Our candidates argue like toddlers, citizens accuse each other and political affiliations are often a mystery, growing apparently solely out of antagonism. Political postmodernity produces a differentiation between local, regional, national and international levels of governance and a constant weakening of institutions. It is mandatory to bridge these governance vacuums and civil society is crucial in making these claims. I would hereby clarify that governance does not necessarily equal to a bigger state and neither is it something which can be analysed through ideological frameworks like Right or Left but a coherent aggregate of policies which results from a structural diagnosis of the infinite chain of interactions between territory and population, a set of ideas transformed into a development plan which mobilizes all actors.

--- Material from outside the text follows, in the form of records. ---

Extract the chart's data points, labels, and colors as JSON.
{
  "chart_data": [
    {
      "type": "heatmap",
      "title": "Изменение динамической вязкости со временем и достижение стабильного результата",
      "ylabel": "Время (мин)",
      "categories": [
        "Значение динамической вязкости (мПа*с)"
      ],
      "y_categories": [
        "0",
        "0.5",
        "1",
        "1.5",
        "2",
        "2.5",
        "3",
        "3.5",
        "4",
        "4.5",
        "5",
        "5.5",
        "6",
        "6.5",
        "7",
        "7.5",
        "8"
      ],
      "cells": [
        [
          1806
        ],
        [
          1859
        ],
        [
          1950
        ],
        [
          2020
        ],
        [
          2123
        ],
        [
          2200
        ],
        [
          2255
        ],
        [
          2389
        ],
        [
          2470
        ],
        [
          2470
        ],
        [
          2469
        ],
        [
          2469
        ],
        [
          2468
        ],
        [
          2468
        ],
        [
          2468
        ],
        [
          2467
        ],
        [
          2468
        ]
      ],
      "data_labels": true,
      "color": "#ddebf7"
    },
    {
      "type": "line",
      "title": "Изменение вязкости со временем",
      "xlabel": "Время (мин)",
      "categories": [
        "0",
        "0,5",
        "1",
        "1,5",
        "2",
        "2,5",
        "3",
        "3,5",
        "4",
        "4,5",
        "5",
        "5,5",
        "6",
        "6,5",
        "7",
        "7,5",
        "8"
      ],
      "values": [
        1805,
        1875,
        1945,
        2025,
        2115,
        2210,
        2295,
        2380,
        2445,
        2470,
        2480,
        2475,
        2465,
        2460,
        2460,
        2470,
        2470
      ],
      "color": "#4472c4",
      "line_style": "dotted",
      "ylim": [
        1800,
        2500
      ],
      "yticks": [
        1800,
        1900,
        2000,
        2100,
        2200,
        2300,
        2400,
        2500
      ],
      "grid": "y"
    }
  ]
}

Besides isolated and individual claims, it has not been understood from the debates surrounding the elections what it is that Romanian citizens want for the next five, ten or fifteen years. Furthermore, these claims tend to address particular results and never the processes which would generate them and here is where a transformation of civil society´s speech is mandatory.

Without a strong community backing a set of ideals there will be no change in the political class. The nature of these ideals would need to be established together, at least generally to begin with. Only when critical masses of people who know what they want and will make concrete demands from future candidates will representatives support these demands, knowing that it would be the only way to gain votes. The president´s role is important, yes, but alone he will not change a country regardless of their moral purity or goodwill. Any candidate who claims to have superpowers can be accused of populism, a trend we must avoid regardless of how comfortable it might be. Society needs to remember its own leadership role. Besides expressing opinions and fuelling personal conflicts we have a complex set of legislations as well as a constitution and these are the weapons we must use with the hopes that each small change will generate another. Until then, divide et impera and an archaic form of societal organisation reigns in a context where constantly changing global dynamics, growing inequalities and an increasing lack of governance do not allow us the luxury of not protecting each other.